NASA is revolutionizing the way we define galactic boundaries. New results from one of the agency's sounding rocket experiments has observed an unexpected excess of infrared light between galaxies, where we would normally find dark spaces. This cosmic glow is predicted to be emitted from ejected stars and is extremely bright. These new findings could change how we perceive galaxies. Currently, galactic boundaries are defined by a specific set of stars, but these new results could mean these borders extend far beyond those stars.
"It is wonderfully exciting for such a small NASA rocket to make such a huge discovery," said Mike Garcia, program scientist from NASA Headquarters. “Sounding rockets are an important element in our balanced toolbox of missions from small to large.”
NASA's Cosmic Infrared Background Experiment (CIBER) is helping investigate the source of the infrared light, which was first detected by the Spitzer Space Telescope. CIBER employs suborbital sounding rockets, much like the ones that ferry satellites into orbit. These rockets are ideal for brief experiments, and enabled CIBER to capture wide-field images of the cosmic infrared background (CIB). Due to atmospheric interference, this type of experiment has to be conducted from space. From its orbital vantage point, CIBER was able to observe the CIB at two separate infrared wavelengths - both shorter than the Spitzer observations.
During the experiment, cameras were jettisoned, and charged with snapping photos for seven minutes. The data or photos were then beamed back to Earth. After analyzing the data collected, scientists were able to discern bright stars, and galaxies, as well as determine the light is not emanating from other sources, such as our own Milky Way. When these light sources were removed, scientists were able to create a map featuring fluctuations in the background light; most of the fluctuations observed were larger than individual galaxies. From this map, scientists were able to determine the total amount of background light.
"We think stars are being scattered out into space during galaxy collisions," said Michael Zemcov, lead author of a new paper describing the results from the rocket project and an astronomer at the California Institute of Technology (Caltech) and NASA's Jet Propulsion Laboratory (JPL) in Pasadena, California. "While we have previously observed cases where stars are flung from galaxies in a tidal stream, our new measurement implies this process is widespread."

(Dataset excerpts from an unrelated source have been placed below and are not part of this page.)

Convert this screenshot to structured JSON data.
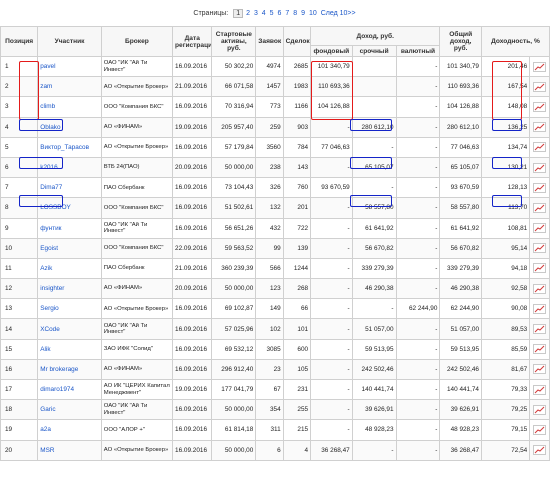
{
  "pager": {
    "label": "Страницы:",
    "pages": [
      "1",
      "2",
      "3",
      "4",
      "5",
      "6",
      "7",
      "8",
      "9",
      "10"
    ],
    "current": "1",
    "next": "След 10>>"
  },
  "headers": {
    "position": "Позиция",
    "participant": "Участник",
    "broker": "Брокер",
    "reg_date": "Дата регистрации",
    "start_assets": "Стартовые активы, руб.",
    "requests": "Заявок",
    "deals": "Сделок",
    "income_group": "Доход, руб.",
    "income_stock": "фондовый",
    "income_futures": "срочный",
    "income_currency": "валютный",
    "total_income": "Общий доход, руб.",
    "yield": "Доходность, %"
  },
  "rows": [
    {
      "pos": "1",
      "name": "pavel",
      "broker": "ОАО \"ИК \"Ай Ти Инвест\"",
      "date": "16.09.2016",
      "start": "50 302,20",
      "req": "4974",
      "deals": "2685",
      "stock": "101 340,79",
      "fut": "",
      "cur": "-",
      "total": "101 340,79",
      "yield": "201,46"
    },
    {
      "pos": "2",
      "name": "zam",
      "broker": "АО «Открытие Брокер»",
      "date": "21.09.2016",
      "start": "66 071,58",
      "req": "1457",
      "deals": "1983",
      "stock": "110 693,36",
      "fut": "",
      "cur": "-",
      "total": "110 693,36",
      "yield": "167,54"
    },
    {
      "pos": "3",
      "name": "climb",
      "broker": "ООО \"Компания БКС\"",
      "date": "16.09.2016",
      "start": "70 316,94",
      "req": "773",
      "deals": "1166",
      "stock": "104 126,88",
      "fut": "",
      "cur": "-",
      "total": "104 126,88",
      "yield": "148,08"
    },
    {
      "pos": "4",
      "name": "Oblako",
      "broker": "АО «ФИНАМ»",
      "date": "19.09.2016",
      "start": "205 957,40",
      "req": "259",
      "deals": "903",
      "stock": "-",
      "fut": "280 612,10",
      "cur": "-",
      "total": "280 612,10",
      "yield": "136,25"
    },
    {
      "pos": "5",
      "name": "Виктор_Тарасов",
      "broker": "АО «Открытие Брокер»",
      "date": "16.09.2016",
      "start": "57 179,84",
      "req": "3560",
      "deals": "784",
      "stock": "77 046,63",
      "fut": "-",
      "cur": "-",
      "total": "77 046,63",
      "yield": "134,74"
    },
    {
      "pos": "6",
      "name": "k2016",
      "broker": "ВТБ 24(ПАО)",
      "date": "20.09.2016",
      "start": "50 000,00",
      "req": "238",
      "deals": "143",
      "stock": "-",
      "fut": "65 105,07",
      "cur": "-",
      "total": "65 105,07",
      "yield": "130,21"
    },
    {
      "pos": "7",
      "name": "Dima77",
      "broker": "ПАО Сбербанк",
      "date": "16.09.2016",
      "start": "73 104,43",
      "req": "326",
      "deals": "760",
      "stock": "93 670,59",
      "fut": "-",
      "cur": "-",
      "total": "93 670,59",
      "yield": "128,13"
    },
    {
      "pos": "8",
      "name": "LOSSBOY",
      "broker": "ООО \"Компания БКС\"",
      "date": "16.09.2016",
      "start": "51 502,61",
      "req": "132",
      "deals": "201",
      "stock": "-",
      "fut": "58 557,80",
      "cur": "-",
      "total": "58 557,80",
      "yield": "113,70"
    },
    {
      "pos": "9",
      "name": "фунтик",
      "broker": "ОАО \"ИК \"Ай Ти Инвест\"",
      "date": "16.09.2016",
      "start": "56 651,26",
      "req": "432",
      "deals": "722",
      "stock": "-",
      "fut": "61 641,92",
      "cur": "-",
      "total": "61 641,92",
      "yield": "108,81"
    },
    {
      "pos": "10",
      "name": "Egoist",
      "broker": "ООО \"Компания БКС\"",
      "date": "22.09.2016",
      "start": "59 563,52",
      "req": "99",
      "deals": "139",
      "stock": "-",
      "fut": "56 670,82",
      "cur": "-",
      "total": "56 670,82",
      "yield": "95,14"
    },
    {
      "pos": "11",
      "name": "Azik",
      "broker": "ПАО Сбербанк",
      "date": "21.09.2016",
      "start": "360 239,39",
      "req": "566",
      "deals": "1244",
      "stock": "-",
      "fut": "339 279,39",
      "cur": "-",
      "total": "339 279,39",
      "yield": "94,18"
    },
    {
      "pos": "12",
      "name": "insighter",
      "broker": "АО «ФИНАМ»",
      "date": "20.09.2016",
      "start": "50 000,00",
      "req": "123",
      "deals": "268",
      "stock": "-",
      "fut": "46 290,38",
      "cur": "-",
      "total": "46 290,38",
      "yield": "92,58"
    },
    {
      "pos": "13",
      "name": "Sergio",
      "broker": "АО «Открытие Брокер»",
      "date": "16.09.2016",
      "start": "69 102,87",
      "req": "149",
      "deals": "66",
      "stock": "-",
      "fut": "-",
      "cur": "62 244,90",
      "total": "62 244,90",
      "yield": "90,08"
    },
    {
      "pos": "14",
      "name": "XCode",
      "broker": "ОАО \"ИК \"Ай Ти Инвест\"",
      "date": "16.09.2016",
      "start": "57 025,96",
      "req": "102",
      "deals": "101",
      "stock": "-",
      "fut": "51 057,00",
      "cur": "-",
      "total": "51 057,00",
      "yield": "89,53"
    },
    {
      "pos": "15",
      "name": "Alik",
      "broker": "ЗАО ИФК \"Солид\"",
      "date": "16.09.2016",
      "start": "69 532,12",
      "req": "3085",
      "deals": "600",
      "stock": "-",
      "fut": "59 513,95",
      "cur": "-",
      "total": "59 513,95",
      "yield": "85,59"
    },
    {
      "pos": "16",
      "name": "Mr brokerage",
      "broker": "АО «ФИНАМ»",
      "date": "16.09.2016",
      "start": "296 912,40",
      "req": "23",
      "deals": "105",
      "stock": "-",
      "fut": "242 502,46",
      "cur": "-",
      "total": "242 502,46",
      "yield": "81,67"
    },
    {
      "pos": "17",
      "name": "dimaro1974",
      "broker": "АО ИК \"ЦЕРИХ Капитал Менеджмент\"",
      "date": "19.09.2016",
      "start": "177 041,79",
      "req": "67",
      "deals": "231",
      "stock": "-",
      "fut": "140 441,74",
      "cur": "-",
      "total": "140 441,74",
      "yield": "79,33"
    },
    {
      "pos": "18",
      "name": "Garic",
      "broker": "ОАО \"ИК \"Ай Ти Инвест\"",
      "date": "16.09.2016",
      "start": "50 000,00",
      "req": "354",
      "deals": "255",
      "stock": "-",
      "fut": "39 626,91",
      "cur": "-",
      "total": "39 626,91",
      "yield": "79,25"
    },
    {
      "pos": "19",
      "name": "a2a",
      "broker": "ООО \"АЛОР +\"",
      "date": "16.09.2016",
      "start": "61 814,18",
      "req": "311",
      "deals": "215",
      "stock": "-",
      "fut": "48 928,23",
      "cur": "-",
      "total": "48 928,23",
      "yield": "79,15"
    },
    {
      "pos": "20",
      "name": "MSR",
      "broker": "АО «Открытие Брокер»",
      "date": "16.09.2016",
      "start": "50 000,00",
      "req": "6",
      "deals": "4",
      "stock": "36 268,47",
      "fut": "-",
      "cur": "-",
      "total": "36 268,47",
      "yield": "72,54"
    }
  ],
  "colors": {
    "link": "#1a56c8",
    "highlight_red": "#e41a1a",
    "highlight_blue": "#1424c8",
    "border": "#d0d0d0"
  },
  "row_icon": "chart-icon"
}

Much to the surprise of the researchers, the maps showed an abundance of excess light beyond what would be produced by galaxies. Data also indicates the light is produced by a population of stars hiding out between galaxies. This previously undiscovered stellar group's light is in the blue spectrum, meaning shorter wavelengths. If this light was produced by some of the universe's first galaxies, it would be in the red portion of the spectrum.
"The light looks too bright and too blue to be coming from the first generation of galaxies," said James Bock, principal investigator of the CIBER project from Caltech and JPL. "The simplest explanation, which best explains the measurements, is that many stars have been ripped from their galactic birthplace, and that the stripped stars emit on average about as much light as the galaxies themselves."
More observations are needed to fully determine that these stars are indeed the source of the cosmic glow. Even though they were kicked out of their home galaxies, theoretically they should still be in the same vicinity as the original galaxy. CIBER is working to develop technologies that will be able to test in more infrared wavelengths, and hopefully determine how these stars are ejected.
The CIBER findings will be published in the Journal Science on Nov. 7.